To address the challenge of autonomous robotic operation in large-scale, unstructured outdoor environments, this paper introduces SPINE—the first lightweight, multimodal autonomous navigation framework supporting kilometer-scale deployment. To tackle open-world challenges including active exploration, complex-terrain navigation, anomaly detection and response, and severe edge-computing resource constraints, SPINE adopts an LLM-agnostic architecture enabling end-to-end, LLM-driven task planning; proposes a language model distillation method tailored for SWaP-constrained platforms, substantially reducing inference overhead; and implements a natural-language-driven, on-device UAV planning system, validated over multi-kilometer field trials in real-world wilderness settings. Key contributions are: (1) the first demonstration of LLM-augmented long-range autonomous navigation in野外 environments; (2) the open-source release of the first on-device, language-model-driven UAV natural-language planning system; and (3) empirical validation of foundation model feasibility and robustness on resource-constrained robotic systems.

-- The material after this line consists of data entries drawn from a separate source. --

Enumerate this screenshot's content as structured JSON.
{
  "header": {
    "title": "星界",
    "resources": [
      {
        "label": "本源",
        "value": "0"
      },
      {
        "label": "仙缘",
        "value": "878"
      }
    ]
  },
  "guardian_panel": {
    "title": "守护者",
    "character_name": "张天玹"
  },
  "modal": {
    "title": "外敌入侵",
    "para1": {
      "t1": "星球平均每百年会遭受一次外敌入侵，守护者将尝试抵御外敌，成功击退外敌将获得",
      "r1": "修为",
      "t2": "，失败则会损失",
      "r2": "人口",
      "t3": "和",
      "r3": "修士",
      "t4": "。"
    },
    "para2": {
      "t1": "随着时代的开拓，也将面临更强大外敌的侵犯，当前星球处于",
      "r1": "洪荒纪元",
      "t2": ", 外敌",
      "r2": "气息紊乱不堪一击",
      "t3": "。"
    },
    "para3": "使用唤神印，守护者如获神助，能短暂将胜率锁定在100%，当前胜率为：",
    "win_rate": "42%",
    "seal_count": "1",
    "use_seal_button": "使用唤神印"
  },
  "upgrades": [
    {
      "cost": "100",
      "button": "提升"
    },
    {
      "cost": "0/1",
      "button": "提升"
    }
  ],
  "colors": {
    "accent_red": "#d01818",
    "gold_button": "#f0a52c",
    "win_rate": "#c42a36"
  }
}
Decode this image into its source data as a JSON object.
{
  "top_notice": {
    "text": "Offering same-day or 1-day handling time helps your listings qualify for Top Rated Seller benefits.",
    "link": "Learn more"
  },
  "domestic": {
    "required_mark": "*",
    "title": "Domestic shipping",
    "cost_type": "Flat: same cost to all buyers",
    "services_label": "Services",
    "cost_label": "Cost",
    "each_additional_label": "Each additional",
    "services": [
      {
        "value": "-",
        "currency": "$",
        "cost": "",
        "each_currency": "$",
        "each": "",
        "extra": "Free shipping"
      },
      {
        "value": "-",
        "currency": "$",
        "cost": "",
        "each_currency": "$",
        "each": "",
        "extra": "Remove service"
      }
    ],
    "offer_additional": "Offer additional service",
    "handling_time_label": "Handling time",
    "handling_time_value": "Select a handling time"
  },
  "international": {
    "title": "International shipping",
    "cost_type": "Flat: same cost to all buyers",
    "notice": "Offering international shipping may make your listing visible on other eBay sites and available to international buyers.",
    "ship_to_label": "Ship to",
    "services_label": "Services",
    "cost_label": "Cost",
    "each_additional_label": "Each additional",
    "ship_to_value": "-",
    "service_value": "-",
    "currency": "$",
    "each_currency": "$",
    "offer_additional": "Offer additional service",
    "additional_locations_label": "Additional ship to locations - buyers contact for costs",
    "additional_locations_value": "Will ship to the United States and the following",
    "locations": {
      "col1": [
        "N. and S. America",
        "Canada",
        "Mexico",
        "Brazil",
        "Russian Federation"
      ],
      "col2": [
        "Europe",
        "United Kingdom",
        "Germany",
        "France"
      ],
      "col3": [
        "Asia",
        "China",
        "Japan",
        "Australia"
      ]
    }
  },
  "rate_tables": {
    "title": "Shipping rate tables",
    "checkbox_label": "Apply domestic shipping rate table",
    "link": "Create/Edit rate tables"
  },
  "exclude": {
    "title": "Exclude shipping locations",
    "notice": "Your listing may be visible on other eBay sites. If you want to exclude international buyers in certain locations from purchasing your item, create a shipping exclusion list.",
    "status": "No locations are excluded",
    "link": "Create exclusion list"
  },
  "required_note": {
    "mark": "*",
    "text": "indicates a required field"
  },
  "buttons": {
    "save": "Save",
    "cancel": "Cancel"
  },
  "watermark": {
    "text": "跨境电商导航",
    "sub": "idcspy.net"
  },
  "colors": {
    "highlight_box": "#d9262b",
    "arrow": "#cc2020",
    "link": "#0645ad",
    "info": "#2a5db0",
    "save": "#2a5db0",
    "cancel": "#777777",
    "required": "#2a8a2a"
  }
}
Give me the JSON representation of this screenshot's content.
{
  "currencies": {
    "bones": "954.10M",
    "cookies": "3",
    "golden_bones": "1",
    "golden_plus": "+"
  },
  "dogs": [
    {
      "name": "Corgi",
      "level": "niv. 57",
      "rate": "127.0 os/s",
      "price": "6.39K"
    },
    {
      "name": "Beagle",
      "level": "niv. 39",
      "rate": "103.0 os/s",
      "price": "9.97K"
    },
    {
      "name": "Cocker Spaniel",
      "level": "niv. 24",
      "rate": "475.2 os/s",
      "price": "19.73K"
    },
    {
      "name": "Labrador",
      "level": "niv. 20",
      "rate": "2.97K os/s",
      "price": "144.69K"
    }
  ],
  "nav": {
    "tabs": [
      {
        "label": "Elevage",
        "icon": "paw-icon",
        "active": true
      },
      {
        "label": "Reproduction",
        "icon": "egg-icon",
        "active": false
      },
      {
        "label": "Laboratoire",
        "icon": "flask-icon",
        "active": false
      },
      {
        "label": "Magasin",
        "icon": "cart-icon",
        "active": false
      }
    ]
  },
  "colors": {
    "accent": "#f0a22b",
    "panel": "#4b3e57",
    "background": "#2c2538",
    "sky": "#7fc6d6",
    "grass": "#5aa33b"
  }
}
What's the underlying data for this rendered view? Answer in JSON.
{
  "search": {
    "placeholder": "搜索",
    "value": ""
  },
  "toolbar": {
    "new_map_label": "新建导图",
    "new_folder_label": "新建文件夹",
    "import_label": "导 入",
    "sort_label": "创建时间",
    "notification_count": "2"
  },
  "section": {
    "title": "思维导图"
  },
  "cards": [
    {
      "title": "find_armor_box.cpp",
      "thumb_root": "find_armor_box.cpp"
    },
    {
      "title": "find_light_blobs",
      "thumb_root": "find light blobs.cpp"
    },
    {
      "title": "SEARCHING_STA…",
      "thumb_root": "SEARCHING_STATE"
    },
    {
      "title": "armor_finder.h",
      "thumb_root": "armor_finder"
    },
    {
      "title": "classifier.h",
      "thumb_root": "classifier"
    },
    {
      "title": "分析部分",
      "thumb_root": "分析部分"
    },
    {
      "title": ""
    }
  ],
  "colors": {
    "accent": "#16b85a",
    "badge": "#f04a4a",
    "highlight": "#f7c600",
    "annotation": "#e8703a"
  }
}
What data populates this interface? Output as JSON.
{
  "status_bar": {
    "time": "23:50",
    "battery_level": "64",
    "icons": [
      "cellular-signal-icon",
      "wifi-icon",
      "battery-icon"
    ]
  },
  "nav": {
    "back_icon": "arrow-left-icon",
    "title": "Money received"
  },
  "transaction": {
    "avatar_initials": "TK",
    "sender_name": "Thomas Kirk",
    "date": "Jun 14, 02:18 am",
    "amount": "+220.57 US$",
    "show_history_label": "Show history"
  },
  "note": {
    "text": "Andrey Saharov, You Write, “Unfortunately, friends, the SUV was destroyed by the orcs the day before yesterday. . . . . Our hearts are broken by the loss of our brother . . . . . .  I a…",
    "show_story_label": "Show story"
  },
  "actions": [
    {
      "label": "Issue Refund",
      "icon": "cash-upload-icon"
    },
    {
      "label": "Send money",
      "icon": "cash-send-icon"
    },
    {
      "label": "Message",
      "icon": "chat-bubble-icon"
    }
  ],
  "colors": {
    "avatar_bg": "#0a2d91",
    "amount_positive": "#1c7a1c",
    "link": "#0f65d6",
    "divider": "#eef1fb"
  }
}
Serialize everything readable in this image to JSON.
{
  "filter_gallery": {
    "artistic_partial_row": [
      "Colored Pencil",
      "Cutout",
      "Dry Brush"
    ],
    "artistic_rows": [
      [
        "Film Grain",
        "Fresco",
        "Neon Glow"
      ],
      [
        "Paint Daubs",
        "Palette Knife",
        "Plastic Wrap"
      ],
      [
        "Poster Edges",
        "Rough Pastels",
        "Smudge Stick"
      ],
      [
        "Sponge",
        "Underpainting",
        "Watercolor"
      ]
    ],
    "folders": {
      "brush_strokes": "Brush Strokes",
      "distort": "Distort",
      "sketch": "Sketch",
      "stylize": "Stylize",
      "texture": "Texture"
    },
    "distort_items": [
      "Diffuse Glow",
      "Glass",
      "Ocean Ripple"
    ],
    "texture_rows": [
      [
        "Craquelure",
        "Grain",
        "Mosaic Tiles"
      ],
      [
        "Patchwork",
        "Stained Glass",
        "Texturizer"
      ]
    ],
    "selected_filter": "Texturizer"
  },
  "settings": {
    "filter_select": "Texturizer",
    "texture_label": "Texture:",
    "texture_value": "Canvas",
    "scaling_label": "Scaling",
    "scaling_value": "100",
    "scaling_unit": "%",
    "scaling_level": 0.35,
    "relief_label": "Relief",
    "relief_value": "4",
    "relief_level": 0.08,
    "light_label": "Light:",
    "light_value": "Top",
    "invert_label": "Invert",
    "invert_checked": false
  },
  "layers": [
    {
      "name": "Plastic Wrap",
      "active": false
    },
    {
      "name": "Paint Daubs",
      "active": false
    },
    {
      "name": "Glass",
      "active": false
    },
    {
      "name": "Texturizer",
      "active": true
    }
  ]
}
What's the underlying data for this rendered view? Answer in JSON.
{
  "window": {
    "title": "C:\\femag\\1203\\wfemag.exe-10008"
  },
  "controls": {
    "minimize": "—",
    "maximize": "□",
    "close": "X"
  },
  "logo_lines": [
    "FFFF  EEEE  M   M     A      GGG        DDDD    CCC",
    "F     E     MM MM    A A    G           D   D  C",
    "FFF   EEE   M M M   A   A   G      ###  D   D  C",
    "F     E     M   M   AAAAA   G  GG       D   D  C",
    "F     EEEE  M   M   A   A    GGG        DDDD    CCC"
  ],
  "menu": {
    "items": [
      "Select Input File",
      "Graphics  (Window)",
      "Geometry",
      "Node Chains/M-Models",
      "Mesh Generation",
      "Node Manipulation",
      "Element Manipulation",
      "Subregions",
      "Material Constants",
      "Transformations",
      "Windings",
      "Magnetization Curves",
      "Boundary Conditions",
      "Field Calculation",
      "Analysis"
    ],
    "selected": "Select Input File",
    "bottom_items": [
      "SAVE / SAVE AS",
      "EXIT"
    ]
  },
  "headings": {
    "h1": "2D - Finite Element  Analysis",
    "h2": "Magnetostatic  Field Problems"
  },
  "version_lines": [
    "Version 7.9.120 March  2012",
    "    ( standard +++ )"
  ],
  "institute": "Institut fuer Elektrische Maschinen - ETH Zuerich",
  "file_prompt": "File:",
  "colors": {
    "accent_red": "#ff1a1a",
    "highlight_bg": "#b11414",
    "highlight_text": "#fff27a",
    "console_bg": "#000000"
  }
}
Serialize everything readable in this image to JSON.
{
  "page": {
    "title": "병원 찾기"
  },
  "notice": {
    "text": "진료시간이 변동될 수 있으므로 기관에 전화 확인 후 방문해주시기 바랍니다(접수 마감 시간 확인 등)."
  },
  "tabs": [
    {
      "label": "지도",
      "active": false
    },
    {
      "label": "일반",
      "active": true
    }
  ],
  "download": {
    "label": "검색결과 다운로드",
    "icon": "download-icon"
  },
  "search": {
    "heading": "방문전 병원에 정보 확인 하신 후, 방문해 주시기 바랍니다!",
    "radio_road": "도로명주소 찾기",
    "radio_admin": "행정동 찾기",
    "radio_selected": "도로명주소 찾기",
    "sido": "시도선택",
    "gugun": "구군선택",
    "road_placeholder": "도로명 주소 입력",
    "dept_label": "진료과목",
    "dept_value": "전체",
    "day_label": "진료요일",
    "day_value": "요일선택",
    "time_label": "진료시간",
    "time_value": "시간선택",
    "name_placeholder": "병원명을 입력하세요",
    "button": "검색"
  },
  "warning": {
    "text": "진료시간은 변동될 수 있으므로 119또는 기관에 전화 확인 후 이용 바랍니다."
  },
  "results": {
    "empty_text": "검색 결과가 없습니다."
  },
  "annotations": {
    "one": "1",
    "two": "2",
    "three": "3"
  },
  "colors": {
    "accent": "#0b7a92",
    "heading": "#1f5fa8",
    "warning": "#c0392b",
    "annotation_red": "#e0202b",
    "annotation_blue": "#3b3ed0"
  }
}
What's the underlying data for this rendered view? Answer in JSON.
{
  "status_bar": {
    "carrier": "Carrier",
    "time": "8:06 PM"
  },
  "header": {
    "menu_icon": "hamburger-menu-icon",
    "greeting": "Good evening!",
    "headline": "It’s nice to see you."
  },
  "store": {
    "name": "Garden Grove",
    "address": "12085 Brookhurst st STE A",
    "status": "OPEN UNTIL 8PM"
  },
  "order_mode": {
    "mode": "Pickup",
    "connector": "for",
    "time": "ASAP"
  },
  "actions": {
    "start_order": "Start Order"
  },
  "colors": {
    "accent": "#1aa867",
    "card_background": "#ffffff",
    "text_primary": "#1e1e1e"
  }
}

The integration of foundation models (FMs) into robotics has enabled robots to understand natural language and reason about the semantics in their environments. However, existing FM-enabled robots primary operate in closed-world settings, where the robot is given a full prior map or has a full view of its workspace. This paper addresses the deployment of FM-enabled robots in the field, where missions often require a robot to operate in large-scale and unstructured environments. To effectively accomplish these missions, robots must actively explore their environments, navigate obstacle-cluttered terrain, handle unexpected sensor inputs, and operate with compute constraints. We discuss recent deployments of SPINE, our LLM-enabled autonomy framework, in field robotic settings. To the best of our knowledge, we present the first demonstration of large-scale LLM-enabled robot planning in unstructured environments with several kilometers of missions. SPINE is agnostic to a particular LLM, which allows us to distill small language models capable of running onboard size, weight and power (SWaP) limited platforms. Via preliminary model distillation work, we then present the first language-driven UAV planner using on-device language models. We conclude our paper by proposing several promising directions for future research.